Les Italiens du sud qui en apprécient le
goût recherchent surtout une câpre dite au sel sec qu'ils
lavent pour la dessaler avant consommation.
Plus la câpre (qui est rappelons le un bouton
floral) est petite, plus elle est appréciée et plus elle
est chère.
On ne sépare plus maintenant les ''Lilliput''
ayant moins de 3m/m de diamètre, autrefois vendues à
part, des ''Non Pareilles'' qui portent cette dénomination si
elles ne dépassent pas 7 m/m de diamètre.
Ensuite viennent les ''Surfines'' avec 8 m/m et les
''Capucines'' à 9 m/m qui sont le calibre employé pour
confectionner les filets d'anchois roulés aux câpres.
Les câpres ''Capotes'' atteignent 11 m/m ; les
'' Fines '' 12 m/m et les ''Hors calibre ''plus de 12
m/m à condition que la fleur ne soit pas ouverte.

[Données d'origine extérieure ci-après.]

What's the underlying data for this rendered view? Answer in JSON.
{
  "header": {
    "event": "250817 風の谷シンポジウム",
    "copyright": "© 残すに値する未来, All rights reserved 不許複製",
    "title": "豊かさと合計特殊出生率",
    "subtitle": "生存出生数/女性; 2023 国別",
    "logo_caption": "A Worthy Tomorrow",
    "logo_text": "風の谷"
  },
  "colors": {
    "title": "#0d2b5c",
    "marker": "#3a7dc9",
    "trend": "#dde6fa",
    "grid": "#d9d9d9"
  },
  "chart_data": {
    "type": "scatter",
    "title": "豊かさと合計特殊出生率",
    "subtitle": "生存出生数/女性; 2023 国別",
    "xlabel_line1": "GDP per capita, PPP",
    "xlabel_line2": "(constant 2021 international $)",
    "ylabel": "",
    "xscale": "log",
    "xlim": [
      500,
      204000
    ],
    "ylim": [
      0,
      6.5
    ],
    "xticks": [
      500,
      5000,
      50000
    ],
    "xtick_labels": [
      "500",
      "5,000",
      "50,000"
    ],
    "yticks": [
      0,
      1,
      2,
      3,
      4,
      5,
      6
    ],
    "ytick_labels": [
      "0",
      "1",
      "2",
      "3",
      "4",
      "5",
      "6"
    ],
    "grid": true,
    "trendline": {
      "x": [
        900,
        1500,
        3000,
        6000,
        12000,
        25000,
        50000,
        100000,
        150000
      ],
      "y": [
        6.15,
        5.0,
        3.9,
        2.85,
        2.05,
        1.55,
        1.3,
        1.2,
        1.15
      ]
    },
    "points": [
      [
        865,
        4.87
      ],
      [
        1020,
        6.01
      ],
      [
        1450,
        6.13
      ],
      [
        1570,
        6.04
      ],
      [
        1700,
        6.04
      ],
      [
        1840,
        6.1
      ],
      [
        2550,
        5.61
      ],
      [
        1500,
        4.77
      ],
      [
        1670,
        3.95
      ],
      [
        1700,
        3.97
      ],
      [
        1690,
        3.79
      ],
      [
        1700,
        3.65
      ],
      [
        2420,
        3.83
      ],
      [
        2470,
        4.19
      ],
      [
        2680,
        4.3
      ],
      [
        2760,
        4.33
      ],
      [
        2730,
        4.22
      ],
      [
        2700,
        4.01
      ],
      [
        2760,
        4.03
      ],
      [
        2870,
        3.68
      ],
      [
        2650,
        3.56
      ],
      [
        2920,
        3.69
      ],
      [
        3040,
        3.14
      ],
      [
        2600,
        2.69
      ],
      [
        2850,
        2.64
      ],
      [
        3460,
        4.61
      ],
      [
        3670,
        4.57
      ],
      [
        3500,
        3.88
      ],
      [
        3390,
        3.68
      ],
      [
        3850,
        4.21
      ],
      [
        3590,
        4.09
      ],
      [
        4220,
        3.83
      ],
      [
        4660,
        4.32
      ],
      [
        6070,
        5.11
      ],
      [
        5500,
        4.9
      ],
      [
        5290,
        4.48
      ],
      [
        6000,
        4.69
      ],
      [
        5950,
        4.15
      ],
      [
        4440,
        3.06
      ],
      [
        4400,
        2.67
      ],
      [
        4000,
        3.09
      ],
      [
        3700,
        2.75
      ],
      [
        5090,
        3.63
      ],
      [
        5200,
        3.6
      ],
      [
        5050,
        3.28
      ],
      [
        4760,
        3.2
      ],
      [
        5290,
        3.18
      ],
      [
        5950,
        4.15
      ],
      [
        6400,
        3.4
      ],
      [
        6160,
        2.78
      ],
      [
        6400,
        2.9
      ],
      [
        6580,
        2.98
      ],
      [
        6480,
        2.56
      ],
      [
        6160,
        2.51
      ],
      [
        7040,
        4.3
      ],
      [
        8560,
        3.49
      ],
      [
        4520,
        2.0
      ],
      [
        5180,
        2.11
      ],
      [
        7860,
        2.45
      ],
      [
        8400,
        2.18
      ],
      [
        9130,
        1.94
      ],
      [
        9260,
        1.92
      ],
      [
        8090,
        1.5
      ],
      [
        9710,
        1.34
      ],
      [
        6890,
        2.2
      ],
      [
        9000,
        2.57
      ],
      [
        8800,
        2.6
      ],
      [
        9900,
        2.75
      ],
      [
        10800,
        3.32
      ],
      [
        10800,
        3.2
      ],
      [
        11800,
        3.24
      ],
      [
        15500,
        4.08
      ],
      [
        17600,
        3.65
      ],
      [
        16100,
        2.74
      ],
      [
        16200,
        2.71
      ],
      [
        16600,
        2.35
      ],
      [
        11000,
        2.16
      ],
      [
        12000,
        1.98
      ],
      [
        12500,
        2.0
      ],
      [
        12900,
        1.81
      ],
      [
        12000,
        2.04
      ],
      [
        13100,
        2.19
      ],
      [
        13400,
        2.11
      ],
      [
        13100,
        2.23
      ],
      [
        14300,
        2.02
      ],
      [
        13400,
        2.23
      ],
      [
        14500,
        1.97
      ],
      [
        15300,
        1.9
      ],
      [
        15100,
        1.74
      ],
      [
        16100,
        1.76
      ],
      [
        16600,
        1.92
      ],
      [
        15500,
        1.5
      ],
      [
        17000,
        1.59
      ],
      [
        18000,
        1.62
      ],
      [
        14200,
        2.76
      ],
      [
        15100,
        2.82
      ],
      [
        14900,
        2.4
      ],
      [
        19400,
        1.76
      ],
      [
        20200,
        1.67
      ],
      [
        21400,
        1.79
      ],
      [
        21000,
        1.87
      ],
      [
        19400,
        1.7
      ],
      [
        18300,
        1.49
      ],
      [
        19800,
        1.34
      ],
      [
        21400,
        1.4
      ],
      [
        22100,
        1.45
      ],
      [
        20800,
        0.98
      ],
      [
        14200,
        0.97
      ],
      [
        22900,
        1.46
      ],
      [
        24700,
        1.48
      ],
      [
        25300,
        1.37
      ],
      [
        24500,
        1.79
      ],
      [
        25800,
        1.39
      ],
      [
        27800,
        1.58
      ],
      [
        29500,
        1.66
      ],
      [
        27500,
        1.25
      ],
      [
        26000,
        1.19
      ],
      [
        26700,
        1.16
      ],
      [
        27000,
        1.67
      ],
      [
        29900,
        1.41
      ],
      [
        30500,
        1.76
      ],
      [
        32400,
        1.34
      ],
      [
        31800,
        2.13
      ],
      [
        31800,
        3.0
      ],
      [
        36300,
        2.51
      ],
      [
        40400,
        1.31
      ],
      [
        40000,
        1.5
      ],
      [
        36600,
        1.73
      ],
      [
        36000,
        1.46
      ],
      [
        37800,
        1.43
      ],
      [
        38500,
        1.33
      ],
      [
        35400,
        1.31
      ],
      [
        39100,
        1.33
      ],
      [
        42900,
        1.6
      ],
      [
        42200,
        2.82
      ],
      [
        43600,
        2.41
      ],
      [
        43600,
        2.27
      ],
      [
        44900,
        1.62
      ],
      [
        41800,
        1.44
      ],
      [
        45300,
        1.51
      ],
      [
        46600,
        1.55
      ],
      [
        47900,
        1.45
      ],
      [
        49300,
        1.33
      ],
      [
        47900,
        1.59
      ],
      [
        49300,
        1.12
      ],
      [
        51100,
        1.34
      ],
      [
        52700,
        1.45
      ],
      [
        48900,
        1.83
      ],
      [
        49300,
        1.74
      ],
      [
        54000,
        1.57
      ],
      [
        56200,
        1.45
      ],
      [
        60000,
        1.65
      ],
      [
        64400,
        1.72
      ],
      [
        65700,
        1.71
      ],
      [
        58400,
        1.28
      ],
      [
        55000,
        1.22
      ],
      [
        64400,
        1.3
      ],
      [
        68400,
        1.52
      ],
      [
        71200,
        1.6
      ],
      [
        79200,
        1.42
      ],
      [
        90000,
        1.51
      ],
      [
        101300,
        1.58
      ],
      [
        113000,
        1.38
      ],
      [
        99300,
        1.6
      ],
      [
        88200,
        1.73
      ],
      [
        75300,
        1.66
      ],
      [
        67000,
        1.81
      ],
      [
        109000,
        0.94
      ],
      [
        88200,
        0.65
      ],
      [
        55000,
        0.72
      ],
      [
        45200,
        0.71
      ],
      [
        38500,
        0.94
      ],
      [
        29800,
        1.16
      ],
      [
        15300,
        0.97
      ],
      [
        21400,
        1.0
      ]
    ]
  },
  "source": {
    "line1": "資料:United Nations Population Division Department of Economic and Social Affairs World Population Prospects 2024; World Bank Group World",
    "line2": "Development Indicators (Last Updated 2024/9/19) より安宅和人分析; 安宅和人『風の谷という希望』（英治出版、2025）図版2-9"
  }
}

La fleur de câprier est d'un joli violet, mais
elle s'étiole rapidement à cause de la forte chaleur qui
sévit pendant la période de cueillette et de floraison ;
elle laisse place au ''Capron'', comme cela arrive aux rosiers lorsque
la rose a perdu ses pétales.
Le capron aurait parait-il des vertus aphrodisiaques.
Il existe quelques variétés de câpres :
-la verte assez claire et molle qu'on trouve surtout dans la plaine du Gharb entre Fès - Meknès et le RIF ;
-celle de Safi d'un vert plus soutenu et surtout bien plus ferme ;
-celle de l'Atlas au sud de Marrakech, poussant en montagne, très ferme et d'un vert assez foncé;
-celle de la vallée du Draa (la vallée des roses) vers Ksar el Souk, striée de petites rainures rouges.
Mais bien souvent en usine ces
variétés sont mélangées pendant les
opérations de triage et de calibrage.
Est-ce que pendant ces quinze dernières
années, les traditions ancestrales de non culture ont
changé ; cela m'étonnerait et de toutes manières
ne modifieraient pas les procédés de cueillette.